So. Two weeks in and things are starting to pick up. The interminable literacy and numeracy tests (!) are all over with and the learning is starting in earnest. With my tailor’s thimble ready and rearing to go on the end of my (blue-tacked) finger, I started the week with a determination to keep up with the class’s high-flyers and, also, with the absolute belief that this week, I would get noticed by the tutors. A ‘careful what you wish for’ moment if ever I had one.
We take classes in four areas: tailoring, garment construction, pattern cutting and career development. Tailoring classes have so far consisted of learning basic hand stitches : Padding stitch, Cross stitch and Raw Edge Fell Stitch. Now that I have my thimble use just about down (see previous post), I LOVE these classes.
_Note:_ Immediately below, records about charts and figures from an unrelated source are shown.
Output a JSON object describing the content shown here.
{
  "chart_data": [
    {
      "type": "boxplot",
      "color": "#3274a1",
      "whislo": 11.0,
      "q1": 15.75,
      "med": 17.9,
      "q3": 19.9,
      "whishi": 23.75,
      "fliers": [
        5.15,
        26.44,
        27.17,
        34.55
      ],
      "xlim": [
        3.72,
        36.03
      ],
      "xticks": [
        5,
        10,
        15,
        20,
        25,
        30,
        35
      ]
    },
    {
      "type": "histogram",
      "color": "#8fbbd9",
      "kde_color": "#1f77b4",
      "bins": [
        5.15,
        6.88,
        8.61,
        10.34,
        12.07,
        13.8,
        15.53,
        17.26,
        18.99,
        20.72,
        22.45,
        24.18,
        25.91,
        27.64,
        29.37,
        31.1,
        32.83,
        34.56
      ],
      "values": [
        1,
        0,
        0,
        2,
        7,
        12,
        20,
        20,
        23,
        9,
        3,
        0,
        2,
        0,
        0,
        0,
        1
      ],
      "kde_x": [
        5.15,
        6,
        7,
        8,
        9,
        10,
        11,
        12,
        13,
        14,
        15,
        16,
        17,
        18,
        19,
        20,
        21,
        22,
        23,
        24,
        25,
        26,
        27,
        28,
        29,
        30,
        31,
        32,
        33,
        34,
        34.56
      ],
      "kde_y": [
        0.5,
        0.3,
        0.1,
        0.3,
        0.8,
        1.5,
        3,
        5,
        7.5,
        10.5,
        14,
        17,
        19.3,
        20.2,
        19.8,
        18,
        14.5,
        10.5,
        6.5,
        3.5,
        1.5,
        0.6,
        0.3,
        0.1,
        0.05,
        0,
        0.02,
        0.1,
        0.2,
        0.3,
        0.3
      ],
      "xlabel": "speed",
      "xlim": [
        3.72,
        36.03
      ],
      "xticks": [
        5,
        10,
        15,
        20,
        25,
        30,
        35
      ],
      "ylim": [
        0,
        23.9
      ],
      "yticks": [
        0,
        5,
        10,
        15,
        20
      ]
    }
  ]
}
I’ve always been inexplicably fond of repeating patterns and there’s a highly pleasing hypnotic quality to the process of creating swatch after swatch of uniform stitches. And so far, I think I’ve been pretty good at it. Confirmation of this came on Friday morning when I received a (highly sought after) approving ‘hmm’ from the tailoring tutor, V, as he paused to look one of the swatches I had done as homework.
Swelling with pride and delight at having had my previously unacknowledged skill finally noted, I continued apace for the rest of the day, chatting away to my course-mates, only now and then puzzling over the very erratic appearance of the stitches I was making. By the end of the day, still brimming with confidence after the undeniable compliment I had been given by V (a man of few words) earlier, I sought yet more attention from him by asking, openly and in-front of the class, if he had any tips for the latest stitch we had been learning – the Raw Edge Fell Stitch. I’d found it a devil a job keeping ANY uniformity going on my sample and thought that, being teachers pet-of-the-moment, he would share an absolute gem of a tip. Instead, I received but two words. Two words, delivered with absolute blankness. Void of humour or sympathy or any kind of encouragement.
And it was only then, as I looked back on my day, did I see that I had done pretty much nothing BUT talk. Loudly. Excitably. Very and Extremely Noticeably. And, looking down at my stitch swatch, I could clearly map the trajectory of 7 hours worth of conversation, wobbling along the edge of my fabric.